Feature selection¶

Demo of feature selection in scikit-learn and how things can go terribly wrong.

In [2]:

# first a few imports...
import numpy as np
from sklearn import feature_selection
from sklearn.model_selection import StratifiedKFold
from sklearn.model_selection import cross_validate
from sklearn.pipeline import Pipeline
from sklearn.pipeline import make_pipeline
from sklearn.feature_selection import RFE,RFECV
from sklearn.svm import SVC,LinearSVC
import warnings
warnings.filterwarnings('ignore')

In [23]:

# let's read in the yeast gene expression data that you used in an earlier assignment:
data = np.genfromtxt("data/yeast2.csv", delimiter = ",")
X = data[:,1:]
y = data[:,0]
print(X.shape)

(524, 79)

Let's establish a baseline of how well are we doing with an SVM with a linear kernel:

In [4]:

cv_generator = StratifiedKFold(n_splits=5, shuffle=True, random_state=0)
results_orig = cross_validate(LinearSVC(), X, y, cv=cv_generator, scoring='roc_auc', return_train_score=False)
print(np.mean(results_orig['test_score']))

0.998674897119

Not let's add many noisy features and see how that affects classifier performance:

In [5]:

X = np.hstack((X, np.random.randn(len(y), 1000)))
results_noisy = cross_validate(LinearSVC(), X, y, cv=cv_generator, scoring='roc_auc', return_train_score=False)
print(np.mean(results_noisy['test_score']))

0.570410751029

Let's create an instance of RFE that uses an SVM to define weights for the features (any linear classifier will work):

In [8]:

selector = RFE(LinearSVC(), step=0.1, n_features_to_select=20)
# run feature selection:
selector = selector.fit(X, y)
# check which features got chosen:
print (sum(selector.support_[:79]), sum(selector.support_[79:]))

18 2

The fit method did not change the data. To do that:

In [9]:

Xt=selector.fit_transform(X,y)

Evaluation of the classification performance of feature selection is actually not trivial.

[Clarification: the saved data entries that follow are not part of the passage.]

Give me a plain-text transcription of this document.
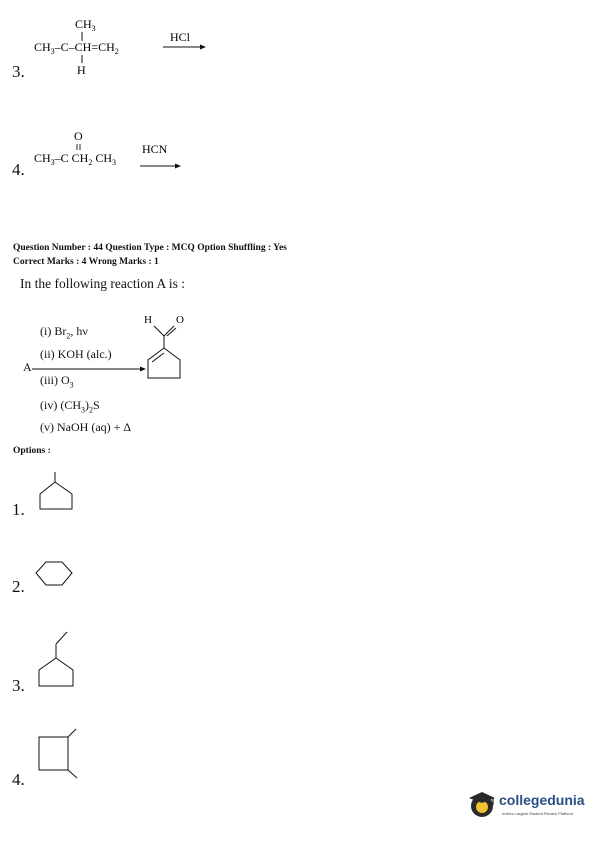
3.
$CH_3$
$CH_3-C-CH=CH_2$
H
HCl
4.
O
$CH_3-C$ $CH_2$ $CH_3$
HCN
Question Number : 44 Question Type : MCQ Option Shuffling : Yes
Correct Marks : 4 Wrong Marks : 1
In the following reaction A is :
A
(i) $Br_2$, hν
(ii) KOH (alc.)
(iii) $O_3$
(iv) $(CH_3)_2S$
(v) NaOH (aq) + Δ
H O
Options :
1.
2.
3.
4.
collegedunia
India's Largest Student Review Platform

To demonstrate a potential issue let's use a gene expression data set available from the libsvm repository.

In [16]:

from sklearn.datasets import load_svmlight_file
X, y = load_svmlight_file("data/colon-cancer.data")
X.shape

In [17]:

results = cross_validate(LinearSVC(), X, y, cv=cv_generator, scoring='roc_auc', return_train_score=False)
print(np.mean(results['test_score']))

0.87375

Now let's perform feature selection using RFE and evaluate the resulting accuracy:

In [20]:

selector = RFE(LinearSVC(), step=0.1, n_features_to_select=30)
Xt=selector.fit_transform(X,y)

results_wrong = cross_validate(LinearSVC(), Xt, y, cv=cv_generator, scoring='roc_auc', return_train_score=False)
print(np.mean(results_wrong['test_score']))

1.0

Now whenever we get such a fabulous result we need to be concerned. Where did we go wrong?

Here's the correct way to do this:

In [21]:

selector = RFE(LinearSVC(), step=0.1, n_features_to_select=30)
rfe_svm = make_pipeline(selector, LinearSVC())

results_nested = cross_validate(rfe_svm, X, y, cv=cv_generator, scoring='roc_auc', return_train_score=False)
print(np.mean(results_nested['test_score']))

0.88625

This issue was described in the literature in a 2002 paper.